Here she plays with various techniques, making composite sculptures from ready-mades - industrial objects such as a Chinese commercial bowl or teapot that are fired at a very high temperature so they melt and fuse with the sculpted object.  It is almost an archaeology of irreverence, as she constantly pushes forward to a sculptural medium. The two installations hold together conceptually well.

A third piece is added to the exhibition, perhaps unnecessarily, one that is spawn from a nostalgic position and memories of growing up in a mining region in Romania. Three pot-like urns with a copper glaze sit on a timber base referencing a sealed mine. To the viewer the leap is a little obscure and rather returns the ceramic medium to its more crafty perceptions. It is, however, a small distraction to the presence of this exhibition that should be celebrated for its maturity, its originality and its technical complexity.

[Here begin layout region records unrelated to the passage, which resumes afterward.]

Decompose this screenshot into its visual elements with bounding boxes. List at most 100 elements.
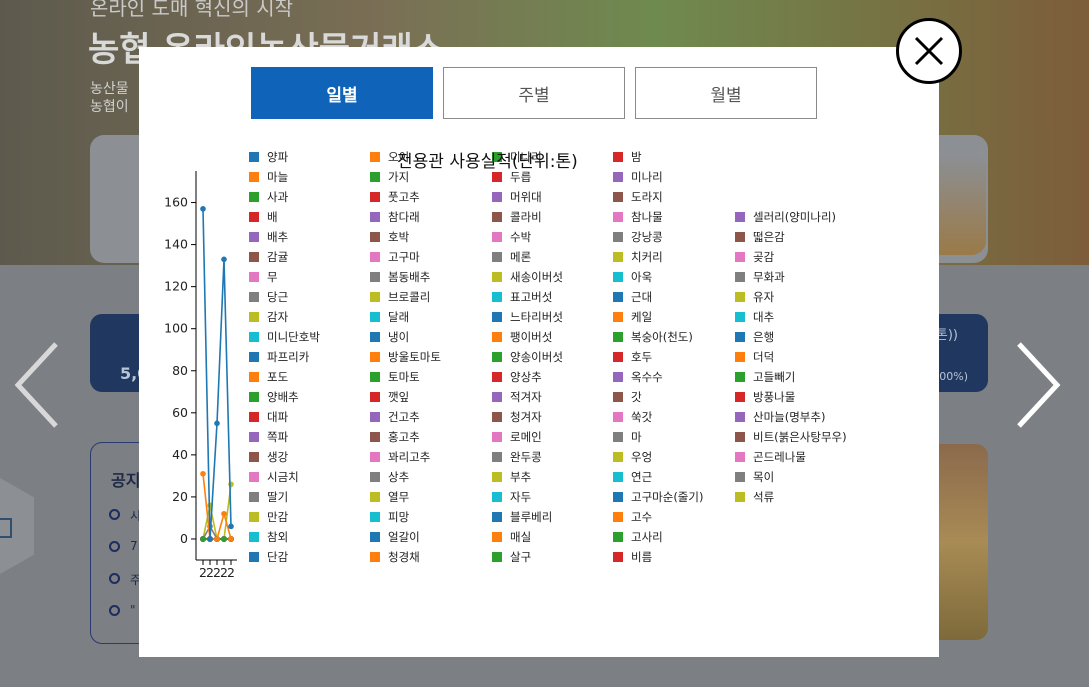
legend-item[interactable]: 건고추 (370, 409, 420, 425)
legend-item[interactable]: 파프리카 (249, 349, 309, 365)
legend-item[interactable]: 곶감 (735, 249, 774, 265)
legend-item[interactable]: 방울토마토 (370, 349, 441, 365)
legend-item[interactable]: 고들빼기 (735, 369, 795, 385)
legend-item[interactable]: 포도 (249, 369, 288, 385)
legend-item[interactable]: 완두콩 (492, 449, 542, 465)
legend-item[interactable]: 토마토 (370, 369, 420, 385)
notice-item[interactable]: 7. (109, 539, 141, 571)
legend-item[interactable]: 머위대 (492, 189, 542, 205)
legend-item[interactable]: 양상추 (492, 369, 542, 385)
legend-item[interactable]: 셀러리(양미나리) (735, 209, 836, 225)
legend-item[interactable]: 블루베리 (492, 509, 552, 525)
legend-item[interactable]: 무화과 (735, 269, 785, 285)
legend-item[interactable]: 청경채 (370, 549, 420, 565)
legend-item[interactable]: 딸기 (249, 489, 288, 505)
legend-item[interactable]: 배추 (249, 229, 288, 245)
legend-item[interactable]: 열무 (370, 489, 409, 505)
legend-item[interactable]: 양송이버섯 (492, 349, 563, 365)
legend-item[interactable]: 호두 (613, 349, 652, 365)
notice-item[interactable]: " (109, 603, 141, 635)
tab-monthly[interactable]: 월별 (635, 67, 817, 119)
legend-item[interactable]: 밤 (613, 149, 642, 165)
legend-item[interactable]: 무 (249, 269, 278, 285)
legend-item[interactable]: 수박 (492, 229, 531, 245)
legend-item[interactable]: 우엉 (613, 449, 652, 465)
legend-item[interactable]: 매실 (492, 529, 531, 545)
legend-item[interactable]: 고수 (613, 509, 652, 525)
legend-item[interactable]: 생강 (249, 449, 288, 465)
legend-item[interactable]: 당근 (249, 289, 288, 305)
legend-item[interactable]: 방풍나물 (735, 389, 795, 405)
legend-item[interactable]: 양배추 (249, 389, 299, 405)
legend-item[interactable]: 아욱 (613, 269, 652, 285)
legend-item[interactable]: 브로콜리 (370, 289, 430, 305)
legend-item[interactable]: 고사리 (613, 529, 663, 545)
legend-item[interactable]: 참다래 (370, 209, 420, 225)
legend-item[interactable]: 고구마순(줄기) (613, 489, 703, 505)
legend-item[interactable]: 고구마 (370, 249, 420, 265)
legend-item[interactable]: 쑥갓 (613, 409, 652, 425)
legend-item[interactable]: 냉이 (370, 329, 409, 345)
legend-item[interactable]: 대파 (249, 409, 288, 425)
legend-item[interactable]: 도라지 (613, 189, 663, 205)
legend-item[interactable]: 홍고추 (370, 429, 420, 445)
legend-item[interactable]: 유자 (735, 289, 774, 305)
legend-item[interactable]: 팽이버섯 (492, 329, 552, 345)
legend-item[interactable]: 새송이버섯 (492, 269, 563, 285)
legend-item[interactable]: 살구 (492, 549, 531, 565)
legend-item[interactable]: 마 (613, 429, 642, 445)
legend-item[interactable]: 로메인 (492, 429, 542, 445)
legend-item[interactable]: 석류 (735, 489, 774, 505)
legend-item[interactable]: 청겨자 (492, 409, 542, 425)
legend-item[interactable]: 더덕 (735, 349, 774, 365)
legend-item[interactable]: 비름 (613, 549, 652, 565)
legend-item[interactable]: 꽈리고추 (370, 449, 430, 465)
legend-item[interactable]: 떫은감 (735, 229, 785, 245)
legend-item[interactable]: 메론 (492, 249, 531, 265)
legend-item[interactable]: 치커리 (613, 249, 663, 265)
legend-item[interactable]: 복숭아(천도) (613, 329, 693, 345)
notice-item[interactable]: 주 (109, 571, 141, 603)
legend-item[interactable]: 피망 (370, 509, 409, 525)
legend-item[interactable]: 근대 (613, 289, 652, 305)
legend-item[interactable]: 만감 (249, 509, 288, 525)
legend-item[interactable]: 목이 (735, 469, 774, 485)
close-button[interactable] (896, 18, 962, 84)
tab-weekly[interactable]: 주별 (443, 67, 625, 119)
legend-item[interactable]: 마늘 (249, 169, 288, 185)
legend-item[interactable]: 양파 (249, 149, 288, 165)
legend-item[interactable]: 표고버섯 (492, 289, 552, 305)
legend-item[interactable]: 콜라비 (492, 209, 542, 225)
legend-item[interactable]: 갓 (613, 389, 642, 405)
legend-item[interactable]: 대추 (735, 309, 774, 325)
legend-item[interactable]: 비트(붉은사탕무우) (735, 429, 847, 445)
legend-item[interactable]: 부추 (492, 469, 531, 485)
legend-item[interactable]: 사과 (249, 189, 288, 205)
legend-item[interactable]: 느타리버섯 (492, 309, 563, 325)
tab-daily[interactable]: 일별 (251, 67, 433, 119)
legend-item[interactable]: 미나리 (613, 169, 663, 185)
legend-item[interactable]: 연근 (613, 469, 652, 485)
legend-item[interactable]: 적겨자 (492, 389, 542, 405)
legend-item[interactable]: 상추 (370, 469, 409, 485)
legend-item[interactable]: 옥수수 (613, 369, 663, 385)
legend-item[interactable]: 호박 (370, 229, 409, 245)
legend-item[interactable]: 강낭콩 (613, 229, 663, 245)
legend-item[interactable]: 배 (249, 209, 278, 225)
legend-item[interactable]: 케일 (613, 309, 652, 325)
legend-item[interactable]: 쪽파 (249, 429, 288, 445)
legend-item[interactable]: 산마늘(명부추) (735, 409, 825, 425)
legend-item[interactable]: 참나물 (613, 209, 663, 225)
legend-item[interactable]: 풋고추 (370, 189, 420, 205)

While it is far from political in its tone, there is an undercurrent to Mine that questions our conflicted relationship to nature and disrespect for its growing fragility, witnessed in the mining tragedies in Chilli and China in this metal tiger year. To be able to communicate such complexities through a media like ceramics, clearly releases it to a renewed understanding as a contemporary medium.  And just when we thought ceramics as a gallery-sized installation was revelatory enough, this boundary-riding spirit was pushed further by the artist collaborating with a choreographer to respond to, and perform, within the exhibition. It underlines Delia Prvacki’s leadership in her medium, regionally and internationally.